Object Status:
Unlocated
October 1766
Primary Source Reference:
"Catalogue raisonné des morceaux d'Histoire Naturelle que j'ai l'honneur d'envoyer ci-joint à Monsieur du Simitierre," Du Simitière Scraps, Library Company of Philadelphia, no. 50, p. 1
Additional Source Text:
"Se nomme aussi Amianthe. Les anciens en faisoient une toile dont on enveloppent les cadavres qu'on bruloit; cette toile qui resistoit à l'action du feu -- empéchoit la cendre du mort de le confoudre avec celle du bucher. Je le crois des Pyrénées."
Trans.: Also called Amianthe. The ancients made of it a canvas with which they wrapped the corpses that were burnt; this canvas, which resisted the action of fire, prevented the ashes of the dead from being mixed with that of the pyre. I believe it was from the Pyrenees.

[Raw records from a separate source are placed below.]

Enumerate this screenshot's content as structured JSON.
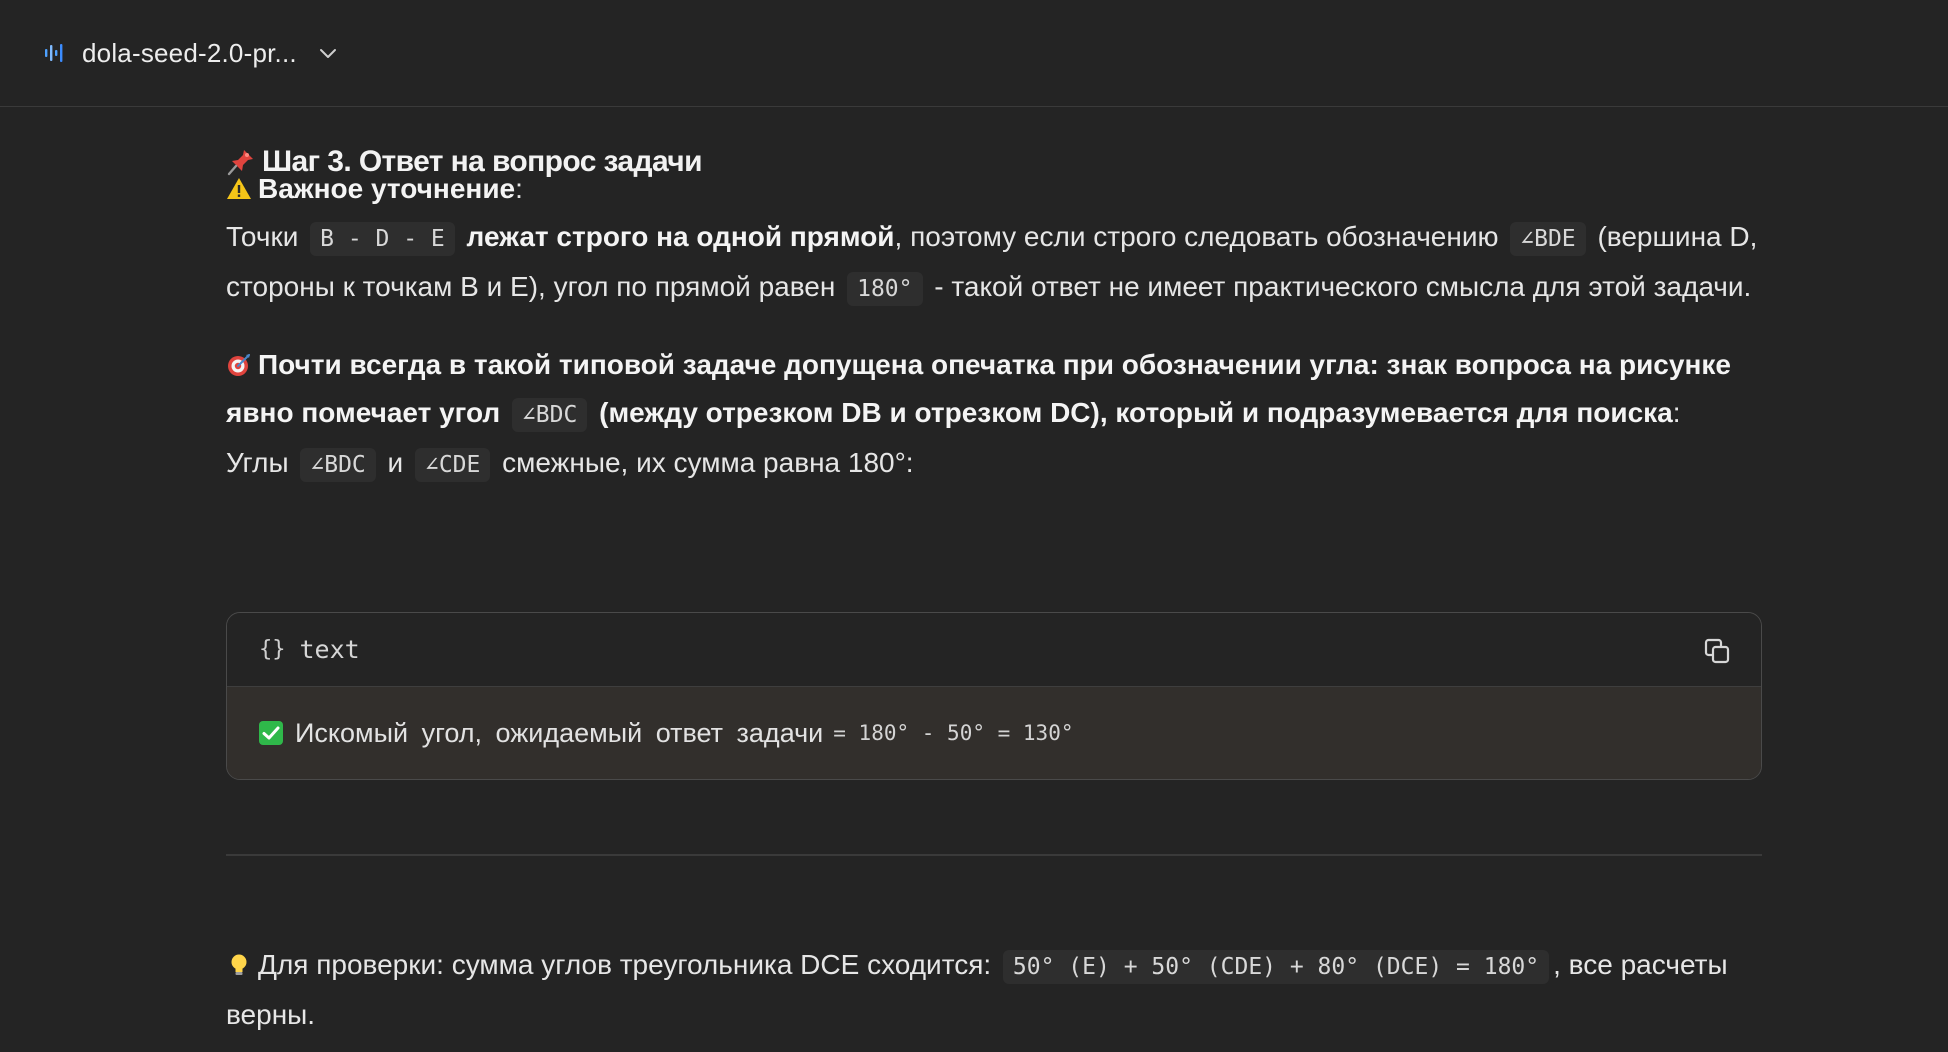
{
  "header": {
    "model_name": "dola-seed-2.0-pr..."
  },
  "step": {
    "title": "Шаг 3. Ответ на вопрос задачи"
  },
  "note": {
    "label": "Важное уточнение",
    "label_suffix": ":",
    "t1": "Точки",
    "code1": "B - D - E",
    "bold1": "лежат строго на одной прямой",
    "t2": ", поэтому если строго следовать обозначению",
    "code2": "∠BDE",
    "t3": "(вершина D, стороны к точкам B и E), угол по прямой равен",
    "code3": "180°",
    "t4": "- такой ответ не имеет практического смысла для этой задачи."
  },
  "hint": {
    "bold1": "Почти всегда в такой типовой задаче допущена опечатка при обозначении угла: знак вопроса на рисунке явно помечает угол",
    "code1": "∠BDC",
    "bold2": "(между отрезком DB и отрезком DC), который и подразумевается для поиска",
    "t1": ":",
    "t2": "Углы",
    "code2": "∠BDC",
    "t3": "и",
    "code3": "∠CDE",
    "t4": "смежные, их сумма равна 180°:"
  },
  "codeblock": {
    "brace": "{}",
    "language": "text",
    "line_text": "Искомый угол, ожидаемый ответ задачи",
    "line_formula": "= 180° - 50° = 130°"
  },
  "check": {
    "t1": "Для проверки: сумма углов треугольника DCE сходится:",
    "code1": "50° (E) + 50° (CDE) + 80° (DCE) = 180°",
    "t2": ", все расчеты верны."
  },
  "colors": {
    "background": "#242424",
    "text": "#e6e6e6",
    "code_bg": "#2e2e2e",
    "accent_blue": "#4ea1ff"
  }
}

Marginal note in Du Simitière's hand: "perdu" (lost)
Notes:
The donor was a man named Frey, of Basel, Switzerland. He may have met Du Simitière during miltary campaigns in Flanders. The men corresponded and exchanged natural history specimens in 1765 and 1766. Frey's covering letter for his shipment of fifty fossils and other natural history specimens was dated at Basel, 1 Oct 1766. Du Simitière Papers, Library Company of Philadelphia.